I recently read about a CEO who hired someone to help him “optimize household consumption.” The consultant taught him to meal plan, use leftovers creatively, and reduce food waste. The CEO paid thousands to learn what most people’s grandparents could have taught him for free.
7. They share and borrow within communities
The sharing economy isn’t new. It’s just been appified.
Growing up, everyone knew who had a drill, who could fix cars, who had a ladder you could borrow. You shared magazines, passed down clothes, and split bulk purchases with neighbors.
Now there are apps for this, and life coaches recommend “collaborative consumption” to reduce expenses and build community. But working-class neighborhoods have been running this system forever. No app needed, just a knock on the door and a promise to return the favor.
The bottom line
The shopping habits that help people survive on less are the same ones that help the wealthy build and maintain wealth. The difference isn’t in the strategies but in the choice versus necessity.

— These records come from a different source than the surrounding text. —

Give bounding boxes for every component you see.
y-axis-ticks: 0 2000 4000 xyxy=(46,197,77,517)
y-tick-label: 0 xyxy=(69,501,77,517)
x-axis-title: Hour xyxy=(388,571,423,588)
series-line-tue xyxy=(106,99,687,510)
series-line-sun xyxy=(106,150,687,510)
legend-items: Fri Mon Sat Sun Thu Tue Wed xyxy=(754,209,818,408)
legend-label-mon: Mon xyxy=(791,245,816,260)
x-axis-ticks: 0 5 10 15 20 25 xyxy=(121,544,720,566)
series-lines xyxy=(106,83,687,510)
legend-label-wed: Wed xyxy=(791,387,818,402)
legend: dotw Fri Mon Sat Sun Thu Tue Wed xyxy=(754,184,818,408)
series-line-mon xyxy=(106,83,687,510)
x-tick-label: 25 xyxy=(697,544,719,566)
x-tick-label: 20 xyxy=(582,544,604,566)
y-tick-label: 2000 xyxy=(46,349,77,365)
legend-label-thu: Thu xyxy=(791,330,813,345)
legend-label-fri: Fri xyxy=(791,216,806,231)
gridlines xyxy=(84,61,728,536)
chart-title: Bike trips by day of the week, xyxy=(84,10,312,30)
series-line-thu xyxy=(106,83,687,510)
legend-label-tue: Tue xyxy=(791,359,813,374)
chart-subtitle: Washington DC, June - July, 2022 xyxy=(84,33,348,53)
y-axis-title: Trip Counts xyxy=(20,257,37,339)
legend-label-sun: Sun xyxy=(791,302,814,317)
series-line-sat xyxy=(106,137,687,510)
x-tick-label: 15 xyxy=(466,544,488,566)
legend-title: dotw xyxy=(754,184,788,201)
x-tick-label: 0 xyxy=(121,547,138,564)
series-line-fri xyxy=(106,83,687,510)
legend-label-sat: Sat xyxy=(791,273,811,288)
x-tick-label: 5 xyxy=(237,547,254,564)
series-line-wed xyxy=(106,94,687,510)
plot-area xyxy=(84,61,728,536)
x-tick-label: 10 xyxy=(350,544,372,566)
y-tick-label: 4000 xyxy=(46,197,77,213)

What strikes me most, having watched both sides, is how much wisdom exists in communities that are often dismissed as financially unsophisticated. These aren’t just survival tactics; they’re genuinely smart financial strategies.
Maybe instead of expensive life coaches, we should be learning from people who’ve mastered the art of stretching a pound. They’ve been running masterclasses in financial efficiency all along. We just weren’t paying attention.
The next time someone suggests you need to learn better financial habits, remember: some of the best money managers in the world are the people making ends meet on the least. They just don’t charge consulting fees to share their knowledge.